United States v. Provident National Bank

41 F.R.D. 209 | E.D. Pa. | 1966

OPINION

CLARY, Chief Judge.

This is a Rule 34 motion to compel the production of bank examiner reports, prepared and filed by bank examiners of the Comptroller of the Currency. Involved are the following reports:

(1) Eight reports on the Central-Penn National Bank from 1961 to 1966;
(2) Six reports on the Central-Penn National Bank Trust Department from 1961 to 1966;
(3) One report on the Provident National Bank dated 1965, and
(4) One report on the Provident National Bank Trust Department dated 1965.

However, for the purposes of this motion to produce, the reports must be divided into two sections:

(1) The body of the report of which the bank receives a copy, and
(2) A confidential report sent only to the Comptroller.

*210At a hearing held on this motion on November 4, 1966, it was the decision of this Court that the body of all the bank examiner reports, above enumerated, be produced after protective measures had been taken by the parties, protective measures being necessary to guard against making public facts which are not relevant and which could be unnecessarily injurious to the defendant Banks and/or their customers. This decision overruled the Comptroller’s claim of privilege on the body of the reports which, in the opinion of the Court, is not well taken in the context of this case. These reports are relevant not only for the facts they contain, but also for the context in which the facts appear; and, with the implementation of protective measures, production will not be inimical to the public interest.

The decision of the Court, after an in camera examination of the “Confidential Reports”, is that such reports to the Comptroller will not be ordered produced. These reports add no new relevant facts not in the body of the report. Basically, they are the candid opinions, good or bad, correct or incorrect, of the examiner on the bank he has examined. Production of these reports would be inimical to the public interest.

It is in the public interest that there be a well-functioning bank regulatory system, and a well-functioning system is built on the relationship between the Comptroller and his bank examiners and the banks. Without a relationship grounded in mutual confidence, there could be a serious breakdown in the system. As it is now, the banks feel free to “tell all” to the examiner, but if these reports became public, this “tell all” feeling could cease. The banks might feel it necessary to protect themselves against any adverse observation by an examiner if such reports were to be freely disclosed. This the Court will not chance.

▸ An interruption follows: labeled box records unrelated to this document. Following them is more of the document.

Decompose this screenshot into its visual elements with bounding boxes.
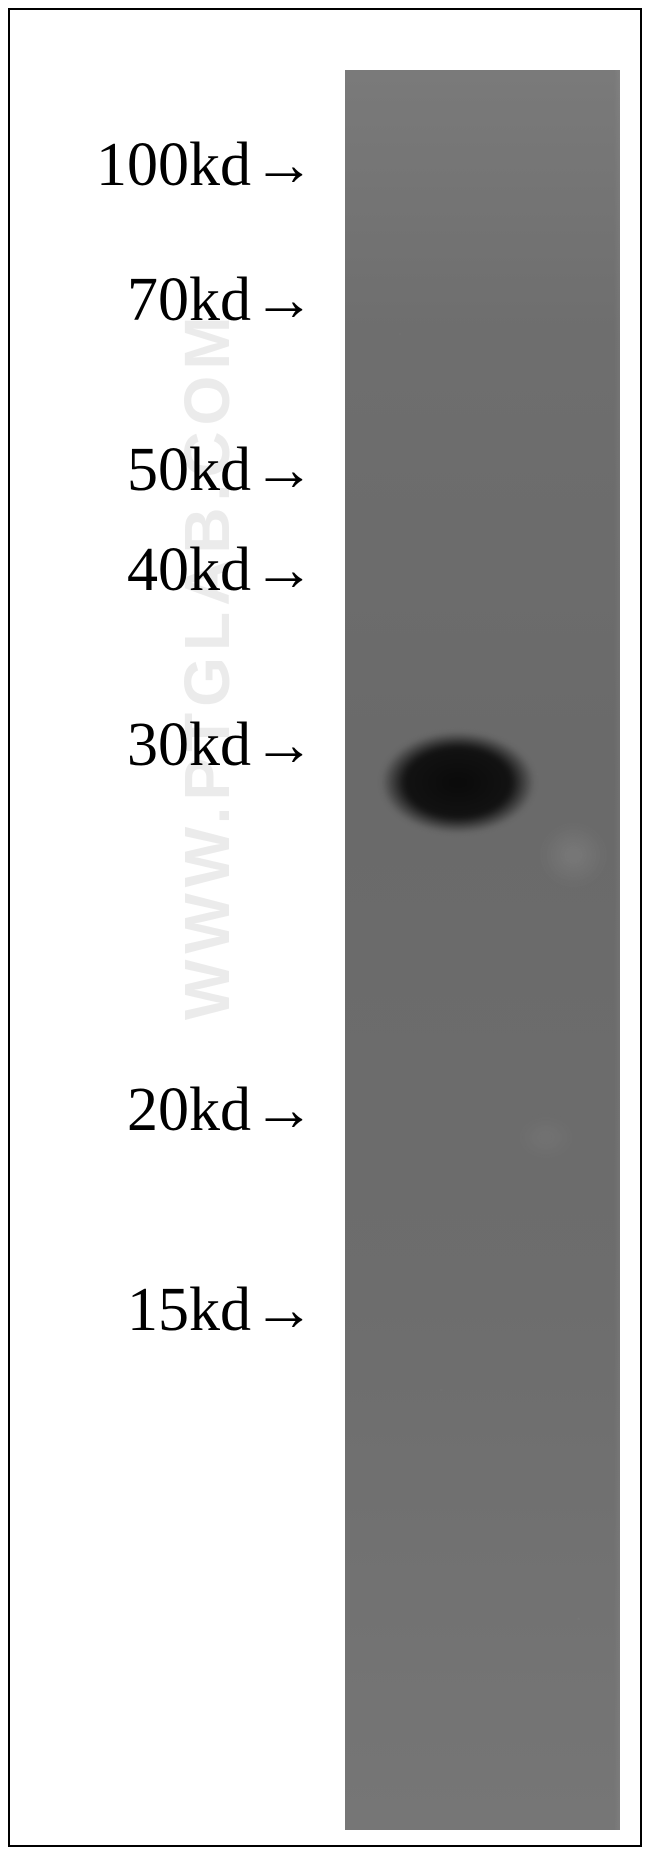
mw-marker-label: 100kd (96, 134, 251, 196)
arrow-right-icon: → (253, 1079, 315, 1141)
mw-marker-label: 20kd (127, 1079, 251, 1141)
blot-lane (345, 70, 620, 1830)
mw-marker: 30kd→ (127, 714, 315, 776)
lane-smudge (532, 815, 615, 895)
watermark-text: WWW.PTGLAB.COM (170, 310, 244, 1020)
image-frame: WWW.PTGLAB.COM 100kd→70kd→50kd→40kd→30kd… (8, 8, 642, 1847)
mw-marker: 70kd→ (127, 269, 315, 331)
mw-marker-label: 15kd (127, 1279, 251, 1341)
arrow-right-icon: → (253, 439, 315, 501)
mw-marker: 15kd→ (127, 1279, 315, 1341)
arrow-right-icon: → (253, 1279, 315, 1341)
mw-marker: 20kd→ (127, 1079, 315, 1141)
arrow-right-icon: → (253, 539, 315, 601)
mw-marker: 40kd→ (127, 539, 315, 601)
arrow-right-icon: → (253, 269, 315, 331)
arrow-right-icon: → (253, 714, 315, 776)
mw-marker-label: 50kd (127, 439, 251, 501)
mw-marker-label: 70kd (127, 269, 251, 331)
mw-marker-label: 30kd (127, 714, 251, 776)
lane-noise (345, 70, 620, 1830)
mw-marker-label: 40kd (127, 539, 251, 601)
mw-marker: 100kd→ (96, 134, 315, 196)
lane-smudge (510, 1110, 582, 1165)
arrow-right-icon: → (253, 134, 315, 196)
mw-marker: 50kd→ (127, 439, 315, 501)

The effect of these opinions on the public must also be considered. A public, uneducated in the intricacies of banking finance, could easily misinterpret the meaning of an examiner’s opinion. This also the Court will not chance. These reports are just too confidential to be revealed over an objection by the Comptroller.

The Department of Justice, in urging the production of these confidential reports, cites the action of the Comptroller in the recently tried case of United States v. Third National Bank of Nashville, Tennessee, D.C., 260 F.Supp. 869. In that case, the Comptroller introduced the confidential reports of which this Court has today denied production. It is enough to say that the privilege accorded these reports is the Comptroller’s. He may claim it or waive it as he determines, but this Court will not change his decision on a matter so important to the public.

An Order, if one is required, may be submitted in accordance with the foregoing.